About this way: the only interest is the shortness. If you want the performance the best way is to write literally the two possibilities:

var re = /^(?:€ ?(?:[1-9][0-9]{0,2}(?:([ .])[0-9]{3}(?:\1[0-9]{3})*|[0-9]*)(?:,[0-9]{2})?|0?,[0-9]{2})|(?:[1-9][0-9]{0,2}(?:([ .])[0-9]{3}(?:\2[0-9]{3})*|[0-9]*)(?:,[0-9]{2})?|0?,[0-9]{2})(?: ?€)?)$/;

It's more long to write, but it reduces the regex engine work.

With regex engines that support conditional subpatterns like PCRE, you can write this:

\A
(€ ?)?
(?:
    [1-9][0-9]{0,2}
    (?: ([ .]) [0-9]{3} (?:\2[0-9]{3})* | [0-9]*)
    (?:,[0-9]{2})?
  | 
    0?,[0-9]{2}
)
(?(1)| ?€)
\z

Where (?(1)| ?€) is an if..then..else : (?(condition)true|false) that checks if the capture group 1 is defined.

Answer 4

you can split your Regex in two party and combine them with '|'. one for anything atarting with € and the other for € at the end.

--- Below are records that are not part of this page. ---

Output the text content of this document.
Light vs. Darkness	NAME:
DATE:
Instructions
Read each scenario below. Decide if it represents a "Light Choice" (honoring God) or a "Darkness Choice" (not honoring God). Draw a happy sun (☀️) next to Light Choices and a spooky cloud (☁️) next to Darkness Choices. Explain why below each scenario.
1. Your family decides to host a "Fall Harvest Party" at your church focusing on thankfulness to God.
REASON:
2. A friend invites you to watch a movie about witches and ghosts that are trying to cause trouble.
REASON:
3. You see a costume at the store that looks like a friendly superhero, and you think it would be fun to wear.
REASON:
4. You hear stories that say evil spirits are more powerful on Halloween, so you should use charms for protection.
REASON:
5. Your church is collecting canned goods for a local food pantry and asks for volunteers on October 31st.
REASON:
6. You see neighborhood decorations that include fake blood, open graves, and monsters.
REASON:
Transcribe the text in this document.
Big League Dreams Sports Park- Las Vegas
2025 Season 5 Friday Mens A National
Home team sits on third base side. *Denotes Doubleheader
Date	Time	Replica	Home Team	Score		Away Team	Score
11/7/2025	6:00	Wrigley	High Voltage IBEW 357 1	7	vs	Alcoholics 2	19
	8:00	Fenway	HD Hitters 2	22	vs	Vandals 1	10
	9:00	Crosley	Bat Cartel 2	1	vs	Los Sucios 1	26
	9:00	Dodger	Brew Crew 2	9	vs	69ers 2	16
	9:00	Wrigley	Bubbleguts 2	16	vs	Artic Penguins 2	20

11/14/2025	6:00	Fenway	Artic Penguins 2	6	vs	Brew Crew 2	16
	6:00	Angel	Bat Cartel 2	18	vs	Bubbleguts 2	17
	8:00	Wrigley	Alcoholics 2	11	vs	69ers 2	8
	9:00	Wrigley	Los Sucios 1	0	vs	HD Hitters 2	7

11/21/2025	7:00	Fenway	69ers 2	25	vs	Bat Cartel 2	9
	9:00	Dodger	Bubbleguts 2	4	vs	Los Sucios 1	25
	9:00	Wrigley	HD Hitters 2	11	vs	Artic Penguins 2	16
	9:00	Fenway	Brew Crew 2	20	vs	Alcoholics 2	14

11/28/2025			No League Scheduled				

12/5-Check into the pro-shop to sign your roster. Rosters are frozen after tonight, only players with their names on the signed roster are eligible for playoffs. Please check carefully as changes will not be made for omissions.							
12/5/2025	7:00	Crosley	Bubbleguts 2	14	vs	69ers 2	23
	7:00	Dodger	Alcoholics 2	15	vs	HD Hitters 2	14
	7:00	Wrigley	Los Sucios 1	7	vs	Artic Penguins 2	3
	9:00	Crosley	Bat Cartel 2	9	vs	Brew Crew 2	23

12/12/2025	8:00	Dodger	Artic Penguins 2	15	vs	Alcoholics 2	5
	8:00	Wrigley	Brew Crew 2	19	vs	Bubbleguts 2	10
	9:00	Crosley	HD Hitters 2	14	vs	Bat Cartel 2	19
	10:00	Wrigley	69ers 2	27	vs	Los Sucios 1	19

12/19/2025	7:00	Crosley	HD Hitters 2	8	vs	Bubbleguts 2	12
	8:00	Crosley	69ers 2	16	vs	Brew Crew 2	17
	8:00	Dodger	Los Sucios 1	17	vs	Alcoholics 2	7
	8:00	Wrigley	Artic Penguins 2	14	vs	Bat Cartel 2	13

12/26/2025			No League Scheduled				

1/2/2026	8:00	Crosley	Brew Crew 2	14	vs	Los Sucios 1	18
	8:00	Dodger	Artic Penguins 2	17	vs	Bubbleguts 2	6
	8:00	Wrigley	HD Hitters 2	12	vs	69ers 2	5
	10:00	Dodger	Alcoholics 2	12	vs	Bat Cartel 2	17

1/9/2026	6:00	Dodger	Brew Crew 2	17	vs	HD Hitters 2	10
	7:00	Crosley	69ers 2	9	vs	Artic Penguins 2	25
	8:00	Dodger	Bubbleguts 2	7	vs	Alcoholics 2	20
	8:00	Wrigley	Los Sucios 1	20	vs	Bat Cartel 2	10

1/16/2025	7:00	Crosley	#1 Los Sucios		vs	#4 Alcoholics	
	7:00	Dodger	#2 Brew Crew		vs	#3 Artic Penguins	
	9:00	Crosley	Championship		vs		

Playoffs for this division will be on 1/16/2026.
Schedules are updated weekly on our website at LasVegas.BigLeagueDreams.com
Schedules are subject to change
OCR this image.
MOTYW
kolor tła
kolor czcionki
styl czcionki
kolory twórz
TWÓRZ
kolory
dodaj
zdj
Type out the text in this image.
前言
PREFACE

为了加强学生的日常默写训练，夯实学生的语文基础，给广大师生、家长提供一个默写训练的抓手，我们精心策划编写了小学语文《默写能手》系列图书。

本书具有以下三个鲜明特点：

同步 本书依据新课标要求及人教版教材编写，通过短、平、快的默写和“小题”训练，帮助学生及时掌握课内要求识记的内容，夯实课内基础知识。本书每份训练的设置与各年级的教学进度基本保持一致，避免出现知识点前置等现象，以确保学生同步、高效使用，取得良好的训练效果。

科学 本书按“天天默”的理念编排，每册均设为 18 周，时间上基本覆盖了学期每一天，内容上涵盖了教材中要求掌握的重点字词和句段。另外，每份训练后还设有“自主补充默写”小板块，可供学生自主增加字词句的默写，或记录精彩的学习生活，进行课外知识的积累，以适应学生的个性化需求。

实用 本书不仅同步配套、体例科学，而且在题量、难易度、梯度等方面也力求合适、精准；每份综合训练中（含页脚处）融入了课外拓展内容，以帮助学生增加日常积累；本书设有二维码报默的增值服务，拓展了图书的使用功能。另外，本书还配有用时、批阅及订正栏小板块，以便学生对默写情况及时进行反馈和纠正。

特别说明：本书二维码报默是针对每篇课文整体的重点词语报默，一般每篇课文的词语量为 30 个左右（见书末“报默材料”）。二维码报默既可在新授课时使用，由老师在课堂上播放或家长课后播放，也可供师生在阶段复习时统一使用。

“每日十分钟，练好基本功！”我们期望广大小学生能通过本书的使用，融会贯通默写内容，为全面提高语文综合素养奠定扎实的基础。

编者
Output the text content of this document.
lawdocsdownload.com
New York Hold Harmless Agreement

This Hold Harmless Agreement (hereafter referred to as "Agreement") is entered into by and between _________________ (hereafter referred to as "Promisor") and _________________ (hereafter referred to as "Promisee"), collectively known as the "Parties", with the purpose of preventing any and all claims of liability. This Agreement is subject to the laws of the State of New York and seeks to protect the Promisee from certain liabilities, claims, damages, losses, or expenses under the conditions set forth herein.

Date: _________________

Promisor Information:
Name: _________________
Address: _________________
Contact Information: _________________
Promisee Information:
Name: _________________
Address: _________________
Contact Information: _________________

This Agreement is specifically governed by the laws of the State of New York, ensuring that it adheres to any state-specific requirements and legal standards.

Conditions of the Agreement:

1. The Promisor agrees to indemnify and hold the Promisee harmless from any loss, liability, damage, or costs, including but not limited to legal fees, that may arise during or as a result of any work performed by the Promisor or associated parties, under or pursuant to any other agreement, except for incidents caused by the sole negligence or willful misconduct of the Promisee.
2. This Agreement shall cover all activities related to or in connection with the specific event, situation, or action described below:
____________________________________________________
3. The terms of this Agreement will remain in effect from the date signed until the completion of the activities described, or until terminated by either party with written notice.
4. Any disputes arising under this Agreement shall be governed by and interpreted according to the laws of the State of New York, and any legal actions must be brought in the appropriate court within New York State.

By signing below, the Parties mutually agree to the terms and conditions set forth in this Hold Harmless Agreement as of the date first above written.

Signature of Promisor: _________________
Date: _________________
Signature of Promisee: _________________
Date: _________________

/(^(€ ?)?\-?([1-9]{1,3}( \d{3})*|[1-9]{1,3}(\.\d{3})*|(0|([1-9]\d*)?))(,[0-9]{2})?$)|(^\-?([1-9]{1,3}( \d{3})*|[1-9]{1,3}(\.\d{3})*|(0|([1-9]\d*)?))(,[0-9]{2})?( ?€)?$)/

Edit:

sry I missed your last sentence. I think the easiest is to write the regex twice as long.

Answer 5

This is the closest I've been able to come. It uses negative lookahead to make sure that the string doesn't begin and end with the euro symbol € :

^(?!€.*€$)€?\s*(0|[1-9][0-9]{0,2})?([. ]?[0-9]{3})*(,[0-9]{2})?\s*€?$

See Regex 101 Demo here for full explanation and examples. As you can see it passes all of your tests, but it lets a couple of bad ones through. I'm sure the digit portion can be tweaked so that it works for you. The part that makes sure there are not two euro symbols is just this:

^(?!€.*€$)€?\s*<digit validation goes here>\s*€?$

Negative lookahead makes sure the string doesn't start and end with the euro symbol, then it checks for optional euro symbol at start followed by an arbitrary # of spaces, validates the digits, then checks for an arbitrary # of spaces and a euro symbol at the end.